Abstract Objectives Meriolins, a kind of chemical hybrid between meridianins and variolins, have lately been determined as kinase inhibitors and reportedly have antitumour activity. However, there is currently no in-depth study for the action mechanism. This study aimed to elucidate the potentially antitumour action mechanism of Meriolin1 on human neuroblastoma (SH-SY5Y) cells. Methods Firstly, cell viability was detected by MTT assay. Secondly, cell cycle, cell apoptosis, cell autophagy, reactive oxygen species and mitochondrial membrane potential (ΔΨm) were measured by flow cytometry. Then, cell cycle-associated proteins, Bcl-2 family proteins, Akt/MAPK proteins and autophagy-associated proteins expressions were evaluated by Western blot.

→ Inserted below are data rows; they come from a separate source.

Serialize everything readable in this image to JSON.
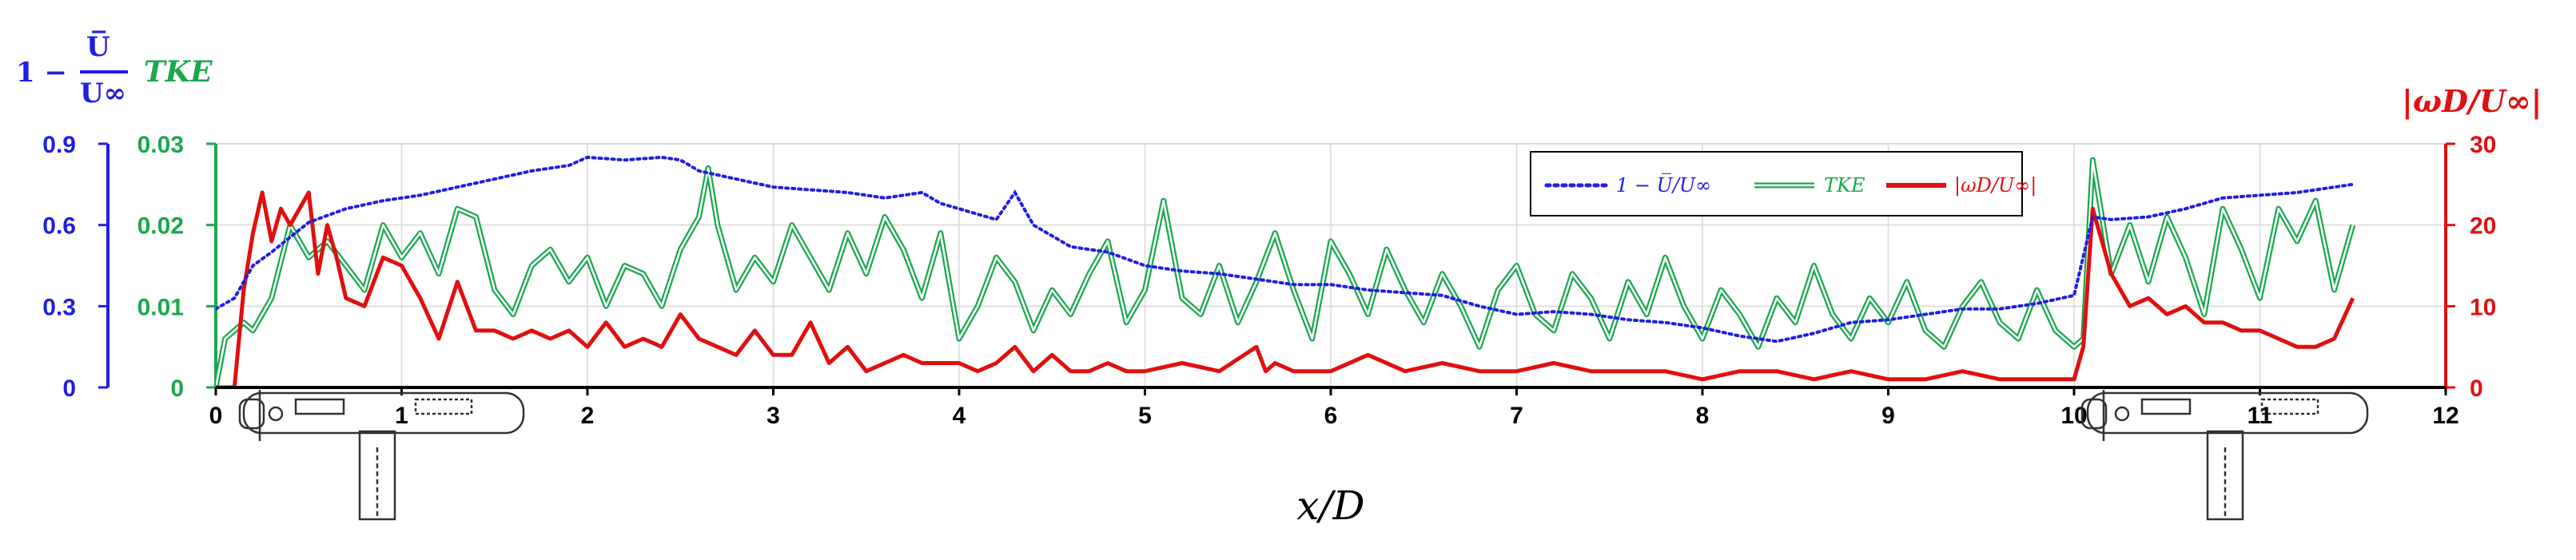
{
  "chart_data": {
    "type": "line",
    "xlabel": "x/D",
    "xlim": [
      0,
      12
    ],
    "x_ticks": [
      "0",
      "1",
      "2",
      "3",
      "4",
      "5",
      "6",
      "7",
      "8",
      "9",
      "10",
      "11",
      "12"
    ],
    "axes": {
      "left_outer": {
        "label_top": "1 − ",
        "label_frac_num": "U̅",
        "label_frac_den": "U∞",
        "ylim": [
          0,
          0.9
        ],
        "ticks": [
          "0",
          "0.3",
          "0.6",
          "0.9"
        ],
        "color": "#1f1fe0"
      },
      "left_inner": {
        "label": "TKE",
        "ylim": [
          0,
          0.03
        ],
        "ticks": [
          "0",
          "0.01",
          "0.02",
          "0.03"
        ],
        "color": "#1aa84f"
      },
      "right": {
        "label": "|ωD/U∞|",
        "ylim": [
          0,
          30
        ],
        "ticks": [
          "0",
          "10",
          "20",
          "30"
        ],
        "color": "#e01010"
      }
    },
    "legend": {
      "placement": "top-right",
      "entries": [
        "1 − U̅/U∞",
        "TKE",
        "|ωD/U∞|"
      ]
    },
    "grid": true,
    "series": [
      {
        "name": "1 − U̅/U∞",
        "axis": "left_outer",
        "style": "dotted",
        "color": "#1f1fe0",
        "x": [
          0.0,
          0.1,
          0.2,
          0.3,
          0.5,
          0.7,
          0.9,
          1.1,
          1.3,
          1.5,
          1.7,
          1.9,
          2.0,
          2.2,
          2.4,
          2.5,
          2.6,
          2.8,
          3.0,
          3.2,
          3.4,
          3.6,
          3.8,
          3.9,
          4.0,
          4.2,
          4.3,
          4.4,
          4.6,
          4.8,
          5.0,
          5.2,
          5.4,
          5.6,
          5.8,
          6.0,
          6.2,
          6.4,
          6.6,
          6.8,
          7.0,
          7.2,
          7.4,
          7.6,
          7.8,
          8.0,
          8.2,
          8.4,
          8.6,
          8.8,
          9.0,
          9.2,
          9.4,
          9.6,
          9.8,
          10.0,
          10.1,
          10.2,
          10.4,
          10.6,
          10.8,
          11.0,
          11.2,
          11.4,
          11.5
        ],
        "y": [
          0.29,
          0.33,
          0.45,
          0.5,
          0.61,
          0.66,
          0.69,
          0.71,
          0.74,
          0.77,
          0.8,
          0.82,
          0.85,
          0.84,
          0.85,
          0.84,
          0.8,
          0.77,
          0.74,
          0.73,
          0.72,
          0.7,
          0.72,
          0.68,
          0.66,
          0.62,
          0.72,
          0.6,
          0.52,
          0.5,
          0.45,
          0.43,
          0.42,
          0.4,
          0.38,
          0.38,
          0.36,
          0.35,
          0.34,
          0.3,
          0.27,
          0.28,
          0.27,
          0.25,
          0.24,
          0.22,
          0.19,
          0.17,
          0.2,
          0.24,
          0.25,
          0.27,
          0.29,
          0.29,
          0.31,
          0.34,
          0.63,
          0.62,
          0.63,
          0.66,
          0.7,
          0.71,
          0.72,
          0.74,
          0.75
        ]
      },
      {
        "name": "TKE",
        "axis": "left_inner",
        "style": "double",
        "color": "#1aa84f",
        "x": [
          0.0,
          0.05,
          0.15,
          0.2,
          0.3,
          0.4,
          0.5,
          0.6,
          0.7,
          0.8,
          0.9,
          1.0,
          1.1,
          1.2,
          1.3,
          1.4,
          1.5,
          1.6,
          1.7,
          1.8,
          1.9,
          2.0,
          2.1,
          2.2,
          2.3,
          2.4,
          2.5,
          2.6,
          2.65,
          2.7,
          2.8,
          2.9,
          3.0,
          3.1,
          3.2,
          3.3,
          3.4,
          3.5,
          3.6,
          3.7,
          3.8,
          3.9,
          4.0,
          4.1,
          4.2,
          4.3,
          4.4,
          4.5,
          4.6,
          4.7,
          4.8,
          4.9,
          5.0,
          5.1,
          5.2,
          5.3,
          5.4,
          5.5,
          5.6,
          5.7,
          5.8,
          5.9,
          6.0,
          6.1,
          6.2,
          6.3,
          6.4,
          6.5,
          6.6,
          6.7,
          6.8,
          6.9,
          7.0,
          7.1,
          7.2,
          7.3,
          7.4,
          7.5,
          7.6,
          7.7,
          7.8,
          7.9,
          8.0,
          8.1,
          8.2,
          8.3,
          8.4,
          8.5,
          8.6,
          8.7,
          8.8,
          8.9,
          9.0,
          9.1,
          9.2,
          9.3,
          9.4,
          9.5,
          9.6,
          9.7,
          9.8,
          9.9,
          10.0,
          10.05,
          10.1,
          10.2,
          10.3,
          10.4,
          10.5,
          10.6,
          10.7,
          10.8,
          10.9,
          11.0,
          11.1,
          11.2,
          11.3,
          11.4,
          11.5
        ],
        "y": [
          0.0,
          0.006,
          0.008,
          0.007,
          0.011,
          0.02,
          0.016,
          0.018,
          0.015,
          0.012,
          0.02,
          0.016,
          0.019,
          0.014,
          0.022,
          0.021,
          0.012,
          0.009,
          0.015,
          0.017,
          0.013,
          0.016,
          0.01,
          0.015,
          0.014,
          0.01,
          0.017,
          0.021,
          0.027,
          0.02,
          0.012,
          0.016,
          0.013,
          0.02,
          0.016,
          0.012,
          0.019,
          0.014,
          0.021,
          0.017,
          0.011,
          0.019,
          0.006,
          0.01,
          0.016,
          0.013,
          0.007,
          0.012,
          0.009,
          0.014,
          0.018,
          0.008,
          0.012,
          0.023,
          0.011,
          0.009,
          0.015,
          0.008,
          0.013,
          0.019,
          0.012,
          0.006,
          0.018,
          0.014,
          0.009,
          0.017,
          0.012,
          0.008,
          0.014,
          0.01,
          0.005,
          0.012,
          0.015,
          0.009,
          0.007,
          0.014,
          0.011,
          0.006,
          0.013,
          0.009,
          0.016,
          0.01,
          0.006,
          0.012,
          0.009,
          0.005,
          0.011,
          0.008,
          0.015,
          0.009,
          0.006,
          0.011,
          0.008,
          0.013,
          0.007,
          0.005,
          0.01,
          0.013,
          0.008,
          0.006,
          0.012,
          0.007,
          0.005,
          0.006,
          0.028,
          0.014,
          0.02,
          0.013,
          0.021,
          0.016,
          0.009,
          0.022,
          0.017,
          0.011,
          0.022,
          0.018,
          0.023,
          0.012,
          0.02
        ]
      },
      {
        "name": "|ωD/U∞|",
        "axis": "right",
        "style": "solid",
        "color": "#e01010",
        "x": [
          0.0,
          0.1,
          0.15,
          0.2,
          0.25,
          0.3,
          0.35,
          0.4,
          0.5,
          0.55,
          0.6,
          0.65,
          0.7,
          0.8,
          0.9,
          1.0,
          1.1,
          1.2,
          1.3,
          1.4,
          1.5,
          1.6,
          1.7,
          1.8,
          1.9,
          2.0,
          2.1,
          2.2,
          2.3,
          2.4,
          2.5,
          2.6,
          2.7,
          2.8,
          2.9,
          3.0,
          3.1,
          3.2,
          3.3,
          3.4,
          3.5,
          3.6,
          3.7,
          3.8,
          3.9,
          4.0,
          4.1,
          4.2,
          4.3,
          4.4,
          4.5,
          4.6,
          4.7,
          4.8,
          4.9,
          5.0,
          5.2,
          5.4,
          5.6,
          5.65,
          5.7,
          5.8,
          6.0,
          6.2,
          6.4,
          6.6,
          6.8,
          7.0,
          7.2,
          7.4,
          7.6,
          7.8,
          8.0,
          8.2,
          8.4,
          8.6,
          8.8,
          9.0,
          9.2,
          9.4,
          9.6,
          9.8,
          10.0,
          10.05,
          10.1,
          10.15,
          10.2,
          10.3,
          10.4,
          10.5,
          10.6,
          10.7,
          10.8,
          10.9,
          11.0,
          11.1,
          11.2,
          11.3,
          11.4,
          11.5
        ],
        "y": [
          0.0,
          0.0,
          12,
          19,
          24,
          18,
          22,
          20,
          24,
          14,
          20,
          16,
          11,
          10,
          16,
          15,
          11,
          6,
          13,
          7,
          7,
          6,
          7,
          6,
          7,
          5,
          8,
          5,
          6,
          5,
          9,
          6,
          5,
          4,
          7,
          4,
          4,
          8,
          3,
          5,
          2,
          3,
          4,
          3,
          3,
          3,
          2,
          3,
          5,
          2,
          4,
          2,
          2,
          3,
          2,
          2,
          3,
          2,
          5,
          2,
          3,
          2,
          2,
          4,
          2,
          3,
          2,
          2,
          3,
          2,
          2,
          2,
          1,
          2,
          2,
          1,
          2,
          1,
          1,
          2,
          1,
          1,
          1,
          5,
          22,
          18,
          14,
          10,
          11,
          9,
          10,
          8,
          8,
          7,
          7,
          6,
          5,
          5,
          6,
          11
        ]
      }
    ]
  }
}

Bcl-2 and Bax mRNA expressions were also evaluated by qRT-PCR. Furthermore, cell adhesion assay and Hoechst 33258 fluorescent staining were carried out to detect the effect of Meriolin1 on cell adhesion and morphology. Finally, to gain further insight into mechanism of action of Meriolin1 to CDK protein, the molecular docking study was performed by using the CDOCKER module of DS software. Key findings Meriolin1 could exert the antitumour activity on SH-SY5Y cells by inducing cell cycle arrest, cell autophagy, the mitochondrion-dependent cell apoptosis and targeting the Akt/MAPKs signalling pathway. Conclusions Meriolin1 might be a promising therapeutic candidate for neuroblastoma.